= Jenny Dolfen =

German illustrator and teacher

Detail of Dolfen's painting "Eärendil the Mariner", which in 2014 won her the first of her awards for best artwork from the Tolkien Society.

Jenny Dolfen (born 1975) is a German illustrator and teacher, known especially for her illustrations of J. R. R. Tolkien's Middle-earth.

== Life ==

Jenny Dolfen was born in Bremerhaven, and in 2001, she received a degree in English and Latin at the University of Cologne. Dolfen lives near Aachen with her husband and her two children.

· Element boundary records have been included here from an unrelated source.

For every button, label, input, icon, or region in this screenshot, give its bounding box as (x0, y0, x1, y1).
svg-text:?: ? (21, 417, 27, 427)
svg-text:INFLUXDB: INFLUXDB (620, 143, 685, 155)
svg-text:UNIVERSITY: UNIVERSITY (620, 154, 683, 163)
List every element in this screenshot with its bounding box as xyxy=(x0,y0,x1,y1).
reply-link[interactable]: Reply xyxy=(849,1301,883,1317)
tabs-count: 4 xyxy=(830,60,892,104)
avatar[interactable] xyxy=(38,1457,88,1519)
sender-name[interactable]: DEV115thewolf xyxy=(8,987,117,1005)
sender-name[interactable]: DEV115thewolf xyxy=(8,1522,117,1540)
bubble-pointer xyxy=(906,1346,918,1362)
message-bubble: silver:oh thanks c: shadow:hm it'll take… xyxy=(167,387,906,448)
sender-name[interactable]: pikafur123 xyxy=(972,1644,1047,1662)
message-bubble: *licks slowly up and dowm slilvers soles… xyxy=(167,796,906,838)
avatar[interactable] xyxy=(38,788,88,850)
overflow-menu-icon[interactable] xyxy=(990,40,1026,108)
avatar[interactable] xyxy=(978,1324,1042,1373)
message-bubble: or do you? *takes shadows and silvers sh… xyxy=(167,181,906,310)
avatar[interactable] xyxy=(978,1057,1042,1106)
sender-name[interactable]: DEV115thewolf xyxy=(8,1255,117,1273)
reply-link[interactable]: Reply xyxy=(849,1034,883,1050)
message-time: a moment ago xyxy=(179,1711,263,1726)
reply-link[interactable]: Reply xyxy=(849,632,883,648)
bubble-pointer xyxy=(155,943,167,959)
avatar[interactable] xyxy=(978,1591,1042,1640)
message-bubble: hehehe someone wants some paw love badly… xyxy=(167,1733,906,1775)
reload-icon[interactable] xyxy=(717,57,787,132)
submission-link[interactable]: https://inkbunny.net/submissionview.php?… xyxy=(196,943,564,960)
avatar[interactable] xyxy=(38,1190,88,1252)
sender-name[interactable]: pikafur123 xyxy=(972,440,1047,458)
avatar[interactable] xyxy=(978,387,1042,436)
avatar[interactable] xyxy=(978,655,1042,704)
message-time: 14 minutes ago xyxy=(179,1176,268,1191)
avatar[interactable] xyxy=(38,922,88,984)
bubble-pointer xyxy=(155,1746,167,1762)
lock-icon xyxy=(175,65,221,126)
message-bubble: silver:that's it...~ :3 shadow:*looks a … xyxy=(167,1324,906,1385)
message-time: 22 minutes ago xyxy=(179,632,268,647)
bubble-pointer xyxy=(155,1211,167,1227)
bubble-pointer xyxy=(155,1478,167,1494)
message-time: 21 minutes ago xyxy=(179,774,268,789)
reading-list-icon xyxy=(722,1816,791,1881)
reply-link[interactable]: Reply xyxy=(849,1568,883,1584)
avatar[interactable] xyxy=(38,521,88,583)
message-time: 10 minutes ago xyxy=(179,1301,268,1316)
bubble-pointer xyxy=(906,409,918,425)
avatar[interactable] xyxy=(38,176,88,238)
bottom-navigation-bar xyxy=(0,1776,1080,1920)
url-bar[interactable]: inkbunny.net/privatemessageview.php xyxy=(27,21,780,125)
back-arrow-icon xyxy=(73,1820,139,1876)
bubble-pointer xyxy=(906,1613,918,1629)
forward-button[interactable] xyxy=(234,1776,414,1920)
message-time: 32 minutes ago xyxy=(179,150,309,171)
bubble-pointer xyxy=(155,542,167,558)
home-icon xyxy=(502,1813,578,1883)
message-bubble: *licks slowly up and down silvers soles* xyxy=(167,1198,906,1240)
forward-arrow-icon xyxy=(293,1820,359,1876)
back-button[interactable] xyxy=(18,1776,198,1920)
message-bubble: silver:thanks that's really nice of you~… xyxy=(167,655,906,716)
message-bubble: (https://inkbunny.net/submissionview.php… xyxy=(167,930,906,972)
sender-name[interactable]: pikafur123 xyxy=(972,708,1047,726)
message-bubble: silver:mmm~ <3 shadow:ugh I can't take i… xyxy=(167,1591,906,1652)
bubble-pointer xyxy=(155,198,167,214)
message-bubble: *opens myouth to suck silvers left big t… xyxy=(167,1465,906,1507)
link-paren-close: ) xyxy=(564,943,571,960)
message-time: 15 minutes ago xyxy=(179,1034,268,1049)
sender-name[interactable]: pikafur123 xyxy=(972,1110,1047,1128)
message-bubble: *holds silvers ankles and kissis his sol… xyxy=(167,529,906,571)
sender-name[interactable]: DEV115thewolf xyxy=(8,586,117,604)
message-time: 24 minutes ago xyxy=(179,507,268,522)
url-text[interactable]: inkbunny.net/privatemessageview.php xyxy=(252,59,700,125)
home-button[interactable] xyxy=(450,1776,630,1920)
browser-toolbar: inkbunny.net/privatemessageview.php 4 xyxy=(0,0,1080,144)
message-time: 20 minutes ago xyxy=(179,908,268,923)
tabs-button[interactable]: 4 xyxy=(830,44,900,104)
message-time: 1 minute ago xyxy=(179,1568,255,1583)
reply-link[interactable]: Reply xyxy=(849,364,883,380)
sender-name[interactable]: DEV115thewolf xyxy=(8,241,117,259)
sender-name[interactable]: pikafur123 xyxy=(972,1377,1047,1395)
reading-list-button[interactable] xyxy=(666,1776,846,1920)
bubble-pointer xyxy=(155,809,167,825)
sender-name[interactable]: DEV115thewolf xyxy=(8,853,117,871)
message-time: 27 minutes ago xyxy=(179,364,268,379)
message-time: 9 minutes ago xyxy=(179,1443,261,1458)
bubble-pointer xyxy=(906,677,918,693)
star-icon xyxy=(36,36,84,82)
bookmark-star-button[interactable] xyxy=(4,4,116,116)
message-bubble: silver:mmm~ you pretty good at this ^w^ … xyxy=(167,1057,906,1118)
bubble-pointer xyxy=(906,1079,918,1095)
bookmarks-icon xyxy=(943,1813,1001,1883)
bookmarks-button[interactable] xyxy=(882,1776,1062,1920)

Dolfen has done artwork for several role-playing games, including Fuller Flippers' Quest Cards, Action Studios' Realms of Wonder, Final Sword Productions' The World of Erien and the German Das Schwarze Auge.

She is known for her artwork based on the Middle-earth works of J. R. R. Tolkien, chiefly The Silmarillion. Dolfen won the inaugural Tolkien Society Award in the category "best artwork" in 2014, for her watercolour painting "Eärendil the Mariner". Since then she has won awards in 2018 for "The Hunt", a depiction of Finrod Felagund going on a hunt with the Fëanoreans Maedhros and Maglor in Eastern Beleriand; and in 2020 the T-shirt design "The Professor", celebrating 50 years of The Tolkien Society, with Middle-earth characters and places within the outline of a pipe-smoking J. R. R. Tolkien.

Dolfen has made illustrations for George R. R. Martin's novel A Song of Ice and Fire, as documented in the 2005 book The Art of George R.R. Martin's A Song of Ice and Fire.